In 2019, the UN Development Programme (UNDP), the German government and members of the IDF entered into a Tripartite Agreement in which they collectively committed to increase insurance protection in climate-vulnerable countries. As part of their commitment, industry members pledged to offer USD 5 billion of risk capacity for climate risk insurance, benefitting up to 500 million people in 20 climate-vulnerable countries by 2025. The commitment aims to accelerate the implementation of risk management and risk financing solutions as a means to strengthen adaptation measures and resilience to climate risks in exposed countries. As a member of the IDF, Swiss Re has endorsed this commitment along with several of its industry peers.
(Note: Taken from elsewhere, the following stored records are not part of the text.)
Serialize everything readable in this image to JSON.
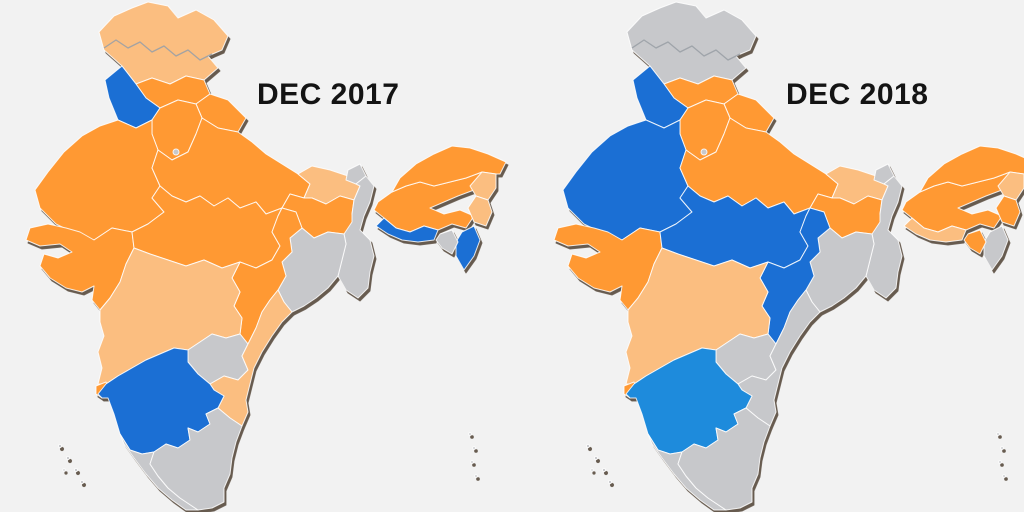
{
  "page": {
    "background_color": "#F2F2F2",
    "label_color": "#141414"
  },
  "colors": {
    "bjp": "#FF9933",
    "nda_ally": "#FBBE80",
    "congress": "#1B6FD4",
    "congress_ally": "#1E8BDC",
    "other": "#C7C8CB"
  },
  "maps": [
    {
      "id": "dec-2017",
      "label": "DEC 2017",
      "states": {
        "jammu_kashmir": "nda_ally",
        "himachal_pradesh": "bjp",
        "punjab": "congress",
        "uttarakhand": "bjp",
        "haryana": "bjp",
        "delhi": "other",
        "rajasthan": "bjp",
        "gujarat": "bjp",
        "uttar_pradesh": "bjp",
        "madhya_pradesh": "bjp",
        "bihar": "nda_ally",
        "jharkhand": "bjp",
        "sikkim": "other",
        "west_bengal": "other",
        "odisha": "other",
        "chhattisgarh": "bjp",
        "maharashtra": "nda_ally",
        "goa": "bjp",
        "telangana": "other",
        "andhra_pradesh": "nda_ally",
        "karnataka": "congress",
        "kerala": "other",
        "tamil_nadu": "other",
        "assam": "bjp",
        "arunachal_pradesh": "bjp",
        "nagaland": "nda_ally",
        "manipur": "nda_ally",
        "mizoram": "congress",
        "tripura": "other",
        "meghalaya": "congress",
        "lakshadweep": "other",
        "andaman_nicobar": "other"
      }
    },
    {
      "id": "dec-2018",
      "label": "DEC 2018",
      "states": {
        "jammu_kashmir": "other",
        "himachal_pradesh": "bjp",
        "punjab": "congress",
        "uttarakhand": "bjp",
        "haryana": "bjp",
        "delhi": "other",
        "rajasthan": "congress",
        "gujarat": "bjp",
        "uttar_pradesh": "bjp",
        "madhya_pradesh": "congress",
        "bihar": "nda_ally",
        "jharkhand": "bjp",
        "sikkim": "other",
        "west_bengal": "other",
        "odisha": "other",
        "chhattisgarh": "congress",
        "maharashtra": "nda_ally",
        "goa": "bjp",
        "telangana": "other",
        "andhra_pradesh": "other",
        "karnataka": "congress_ally",
        "kerala": "other",
        "tamil_nadu": "other",
        "assam": "bjp",
        "arunachal_pradesh": "bjp",
        "nagaland": "nda_ally",
        "manipur": "bjp",
        "mizoram": "other",
        "tripura": "bjp",
        "meghalaya": "nda_ally",
        "lakshadweep": "other",
        "andaman_nicobar": "other"
      }
    }
  ]
}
To achieve this commitment, Germany’s KfW Development Bank has provided funding via the InsuResilience Solutions Fund (ISF) and project teams for 16 of the climate-vulnerable countries have been established. Swiss Re currently co-leads six of these country project teams (Ghana, Bangladesh, Nigeria, Uzbekistan, Pakistan and Colombia) and contributes to an additional five country project teams by providing risk and modelling insights.
Over the course of the year, more than 90 experts from 11 re/insurance companies and more than 50 UNDP representatives from 16 UNDP Country Offices continued to engage in Tripartite work. At the end of 2021, two country projects led by other IDF members were being implemented and two additional projects had been approved by the ISF for grant funding. One project currently being implemented in Peru aims to provide the government with options to cover all or a subset of its more than 50 000 public schools against the impacts of natural disasters. In Colombia, a programme was launched in 2021 to develop a parametric flood and earthquake product, as well as indemnity landslide protection in the city of Medellín.
To meet the commitments of the Tripartite Agreement, Swiss Re and members of the IDF intend to continue to collaborate with climate vulnerable countries by providing risk modelling expertise and working to expand the project pipeline in the respective countries.